所以，如果关心内存的使用情况，了解netty内存池的分配非常重要，关于这个发现这篇文章写的很好

然后根据自己的业务情况，以及可能的线程数，预估最大的内存耗费. 或者直接压测， 23333

还有，如果业务线程也使用了PooledBytebuf 的话，同理.

于是，知道了这个原因后, 为了验证下，于是在 decoder 里面用 UnpooledHeapBytebuf 做一次内存拷贝，然后试试看是否能修复。

代码如下

switch (messageType) {
  case xx1:
    message = new Message();
    message.setBody(Unpooled.copiedBuffer(in));
    out.add(message);
    break;
  case xx2:
    break;
}

压测后发现，老年代依然会逐步增加，最终导致fullgc

objectDump 后发现大量的Recycler 和 WeakHashMap 对象。明明Unpooled 申请Bytebuf 的时候并没有和ThreadLocal相关，为何还会有Recycle呢？
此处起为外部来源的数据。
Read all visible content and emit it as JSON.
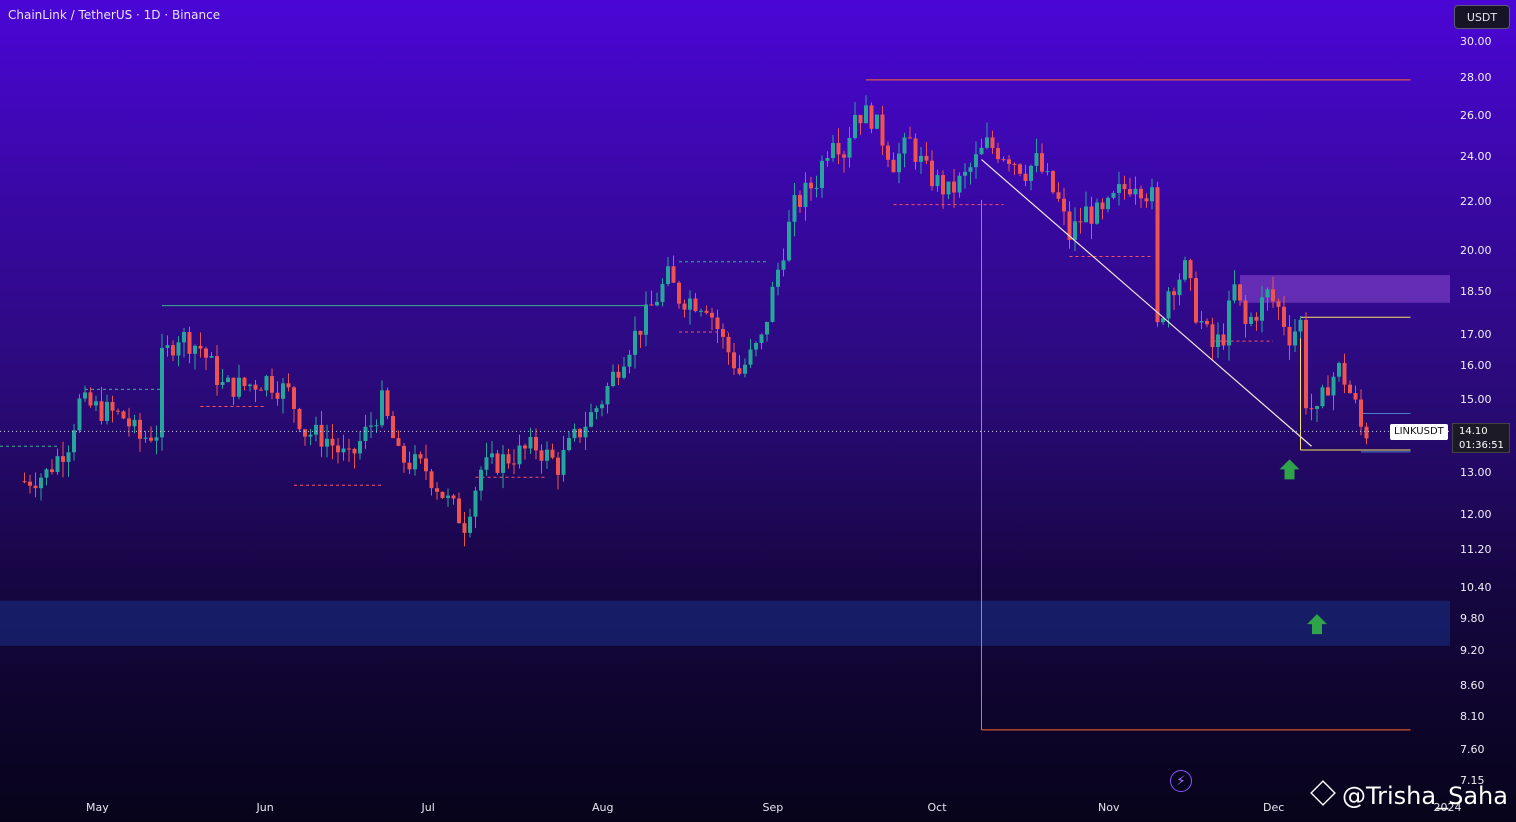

后来发现是在 business Thread writeAndFlush 的时候, 会区分线程, 如果是在 IO 线程 writeAndFlush 则会直接调用，不然则是提交一个runnable

private void write(Object msg, boolean flush, ChannelPromise promise) {
    AbstractChannelHandlerContext next = findContextOutbound();
    final Object m = pipeline.touch(msg, next);
    EventExecutor executor = next.executor();
    if (executor.inEventLoop()) {
        if (flush) {
            next.invokeWriteAndFlush(m, promise);
        } else {
            next.invokeWrite(m, promise);
        }
    } else {
        AbstractWriteTask task;
        if (flush) {
            task = WriteAndFlushTask.newInstance(next, m, promise);
        }  else {
            task = WriteTask.newInstance(next, m, promise);
        }
        safeExecute(executor, task, promise, m);
    }
}

提交任务后, 依旧是从 ThreadLocal 中获取 WriteAndFlushTask ，这里的 WriteAndFlushTask 被重用了。

这里可以肯定，这里的 WriteAndFlushTask 一定是会在IO线程释放, 如果和上面的 PooledByteBuf 比较，岂不是内存泄漏了？

我们继续看下去，看释放的时候做了些什么

private static void safeExecute(EventExecutor executor, Runnable runnable, ChannelPromise promise, Object msg) {
        try {
            executor.execute(runnable);
        } catch (Throwable cause) {
            try {
                promise.setFailure(cause);
            } finally {
                if (msg != null) {
                    ReferenceCountUtil.release(msg);
                }
            }
        }
    }

这个 executor 其实就是当初调用 businessThread 的 ChannelHandlerContext 这里插播一句， ChannelHandlerContext 和 eventLoop 是一对多的关系，前者为一，后者为多

也就是说，这个runnable被提交到 eventLoop 去了，

// NioEventLoop / SingleThreadEventExecutor#execute
public void execute(Runnable task) {
    if (task == null) {
        throw new NullPointerException("task");
    }

    boolean inEventLoop = inEventLoop();
    if (inEventLoop) {
        addTask(task);
    } else {
        startThread();
        addTask(task);
        if (isShutdown() && removeTask(task)) {
            reject();
        }
    }

    if (!addTaskWakesUp && wakesUpForTask(task)) {
        wakeup(inEventLoop);
    }
}

ps，这里的逻辑和我以前看tornado 的eventLoop 的大逻辑差不多，但是 netty 多了不少细节(细节以后有时间再展开，这里就说说大体流程)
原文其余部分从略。